Another check is to look at the market shares of soda, because regular and diet soda are priced the same. If it is the case that people in markets with flat milk prices tend to prefer higher-calorie options, we should also observe lower shares of diet soda in these markets. We found no difference in the share of diet soda between flat and non-flat markets, regardless of whether you look at high- or low-income areas.
Although these results are striking, we do want to emphasize an important note about implementation: The mechanism supported here is selective taxation designed to induce substitution within a narrowly defined product category (e.g., baked versus fried chips), rather than to discourage consumption of the category as a whole.
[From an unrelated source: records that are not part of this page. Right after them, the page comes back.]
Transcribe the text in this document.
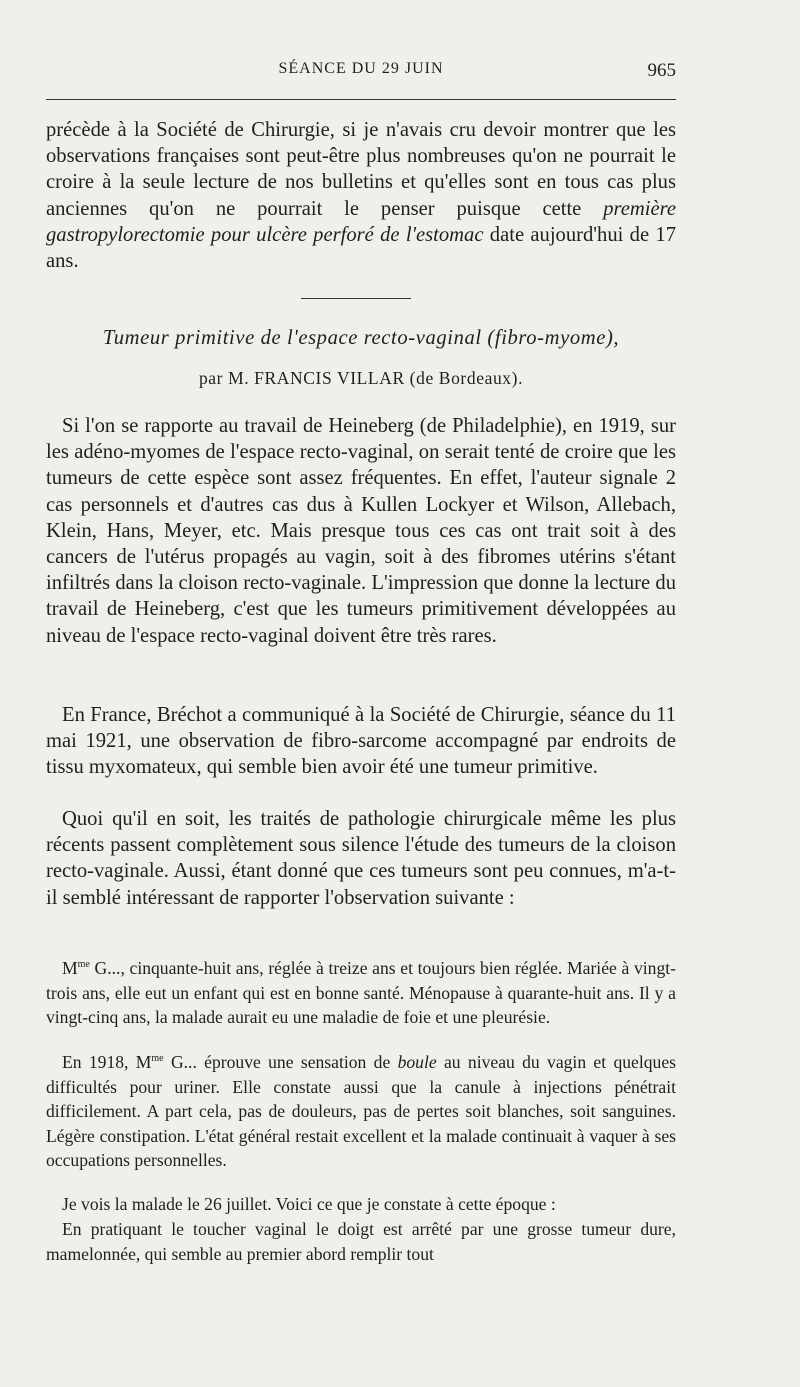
SÉANCE DU 29 JUIN	965

précède à la Société de Chirurgie, si je n'avais cru devoir montrer que les observations françaises sont peut-être plus nombreuses qu'on ne pourrait le croire à la seule lecture de nos bulletins et qu'elles sont en tous cas plus anciennes qu'on ne pourrait le penser puisque cette première gastropylorectomie pour ulcère perforé de l'estomac date aujourd'hui de 17 ans.

Tumeur primitive de l'espace recto-vaginal (fibro-myome),
par M. FRANCIS VILLAR (de Bordeaux).

Si l'on se rapporte au travail de Heineberg (de Philadelphie), en 1919, sur les adéno-myomes de l'espace recto-vaginal, on serait tenté de croire que les tumeurs de cette espèce sont assez fréquentes. En effet, l'auteur signale 2 cas personnels et d'autres cas dus à Kullen Lockyer et Wilson, Allebach, Klein, Hans, Meyer, etc. Mais presque tous ces cas ont trait soit à des cancers de l'utérus propagés au vagin, soit à des fibromes utérins s'étant infiltrés dans la cloison recto-vaginale. L'impression que donne la lecture du travail de Heineberg, c'est que les tumeurs primitivement développées au niveau de l'espace recto-vaginal doivent être très rares.

En France, Bréchot a communiqué à la Société de Chirurgie, séance du 11 mai 1921, une observation de fibro-sarcome accompagné par endroits de tissu myxomateux, qui semble bien avoir été une tumeur primitive.

Quoi qu'il en soit, les traités de pathologie chirurgicale même les plus récents passent complètement sous silence l'étude des tumeurs de la cloison recto-vaginale. Aussi, étant donné que ces tumeurs sont peu connues, m'a-t-il semblé intéressant de rapporter l'observation suivante :

$M^{me}$ G..., cinquante-huit ans, réglée à treize ans et toujours bien réglée. Mariée à vingt-trois ans, elle eut un enfant qui est en bonne santé. Ménopause à quarante-huit ans. Il y a vingt-cinq ans, la malade aurait eu une maladie de foie et une pleurésie.

En 1918, $M^{me}$ G... éprouve une sensation de boule au niveau du vagin et quelques difficultés pour uriner. Elle constate aussi que la canule à injections pénétrait difficilement. A part cela, pas de douleurs, pas de pertes soit blanches, soit sanguines. Légère constipation. L'état général restait excellent et la malade continuait à vaquer à ses occupations personnelles.

Je vois la malade le 26 juillet. Voici ce que je constate à cette époque :

En pratiquant le toucher vaginal le doigt est arrêté par une grosse tumeur dure, mamelonnée, qui semble au premier abord remplir tout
This has the advantage of further mitigating the regressive nature of food taxes, since some options within a narrowly defined product category can be made cheaper. These taxes should be imposed as an excise tax, so that they are reflected in the shelf price at the point of purchase, rather than imposed as a post-purchase sales tax, which makes them less salient in the decision process.
To date, studies addressing similar questions have been conducted with small student populations or at a cafeteria. What distinguishes this analysis is the real-world field setting covering sales across the U.S. and observed over a long time period — mimicking what a potential “fat tax” would look like and what the long-term outcome would be. The result is compelling field-based evidence that such taxes don’t need to be high to be effective. Small differences in price are sufficient, and highly effective, in shifting demand away from high-calorie options to low-calorie alternatives — even as slight a price gap as 5–10%. More important, lower-income consumers, who disproportionately suffer the consequences of obesity, are particularly responsive to these small price incentives.